Here, we need to find the present age of grandmother. We will assume the present age of Ram is $y$ years, and he is $\dfrac{1}{6}$ of his grandfather's age, and $g$ for the grandfather’s age.

Let as the present age of Ram is $y$ years and present age of grandfather is $y$ $= \dfrac{1}{6}g$ (Since grandfathers age is $g$ and $\dfrac{1}{6}$ of grandfather’s age)

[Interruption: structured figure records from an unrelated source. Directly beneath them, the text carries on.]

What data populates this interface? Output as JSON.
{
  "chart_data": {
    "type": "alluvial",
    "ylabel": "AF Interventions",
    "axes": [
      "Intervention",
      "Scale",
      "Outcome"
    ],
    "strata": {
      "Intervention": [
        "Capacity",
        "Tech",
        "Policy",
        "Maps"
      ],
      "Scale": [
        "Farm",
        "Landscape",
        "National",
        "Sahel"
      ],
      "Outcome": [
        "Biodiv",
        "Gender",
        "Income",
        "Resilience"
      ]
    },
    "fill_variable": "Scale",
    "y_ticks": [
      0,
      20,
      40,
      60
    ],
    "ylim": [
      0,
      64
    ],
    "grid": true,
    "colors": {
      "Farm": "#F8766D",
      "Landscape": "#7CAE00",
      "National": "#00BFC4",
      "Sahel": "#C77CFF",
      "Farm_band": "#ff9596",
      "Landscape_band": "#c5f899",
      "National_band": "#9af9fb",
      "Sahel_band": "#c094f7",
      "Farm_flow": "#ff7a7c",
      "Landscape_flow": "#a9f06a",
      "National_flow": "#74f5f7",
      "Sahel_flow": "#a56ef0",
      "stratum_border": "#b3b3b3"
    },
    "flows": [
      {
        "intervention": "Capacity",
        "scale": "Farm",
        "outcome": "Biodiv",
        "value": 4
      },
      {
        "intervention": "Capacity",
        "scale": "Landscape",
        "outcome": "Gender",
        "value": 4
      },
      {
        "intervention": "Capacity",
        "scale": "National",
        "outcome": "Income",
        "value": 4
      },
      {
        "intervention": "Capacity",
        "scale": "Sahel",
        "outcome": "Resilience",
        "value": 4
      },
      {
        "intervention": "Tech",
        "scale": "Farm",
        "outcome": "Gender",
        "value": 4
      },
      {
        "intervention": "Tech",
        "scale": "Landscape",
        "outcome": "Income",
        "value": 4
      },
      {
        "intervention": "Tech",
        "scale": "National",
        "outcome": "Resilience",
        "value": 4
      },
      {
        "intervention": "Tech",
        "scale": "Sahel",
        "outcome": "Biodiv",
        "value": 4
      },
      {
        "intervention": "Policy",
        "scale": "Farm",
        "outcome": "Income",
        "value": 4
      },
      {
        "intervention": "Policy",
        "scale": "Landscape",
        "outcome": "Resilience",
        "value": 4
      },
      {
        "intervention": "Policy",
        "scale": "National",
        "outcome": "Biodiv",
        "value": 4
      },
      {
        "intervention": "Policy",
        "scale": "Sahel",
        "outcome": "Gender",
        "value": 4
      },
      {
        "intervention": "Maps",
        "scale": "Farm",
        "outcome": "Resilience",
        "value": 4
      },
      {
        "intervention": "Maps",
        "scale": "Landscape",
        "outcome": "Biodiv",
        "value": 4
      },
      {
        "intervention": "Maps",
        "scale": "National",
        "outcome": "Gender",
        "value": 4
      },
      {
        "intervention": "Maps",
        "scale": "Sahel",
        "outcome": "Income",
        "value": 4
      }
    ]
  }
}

Since grandfather’s age $\Rightarrow y = \dfrac{1}{6}g$ solving this equation with cross multiplying $6$on left hand side we get
$\Rightarrow 6y = g$ which is $\Rightarrow g = 6y$
Hence the grandfather age is $6y$ (Since $y$ is the age of ram and so $6y$ is the age of grandfather thus if the age of ram is $15$ then the age of the grandfather is 6 times the rams age which is $90$ )
Hence $6y$ is the grandfathers age so then $6y - 2$ will be the grandmother’s age
(Since $6y$ is the grandfathers age as per above example if rams age is $15$ then the grandfathers age is $90$ and Hence the grandmothers age will be two years lesser than the grandfather which is $6y - 2 = 6(15) - 2 = 90 - 2 = 88$ )
Hence the present of the grandmother is $6y - 2$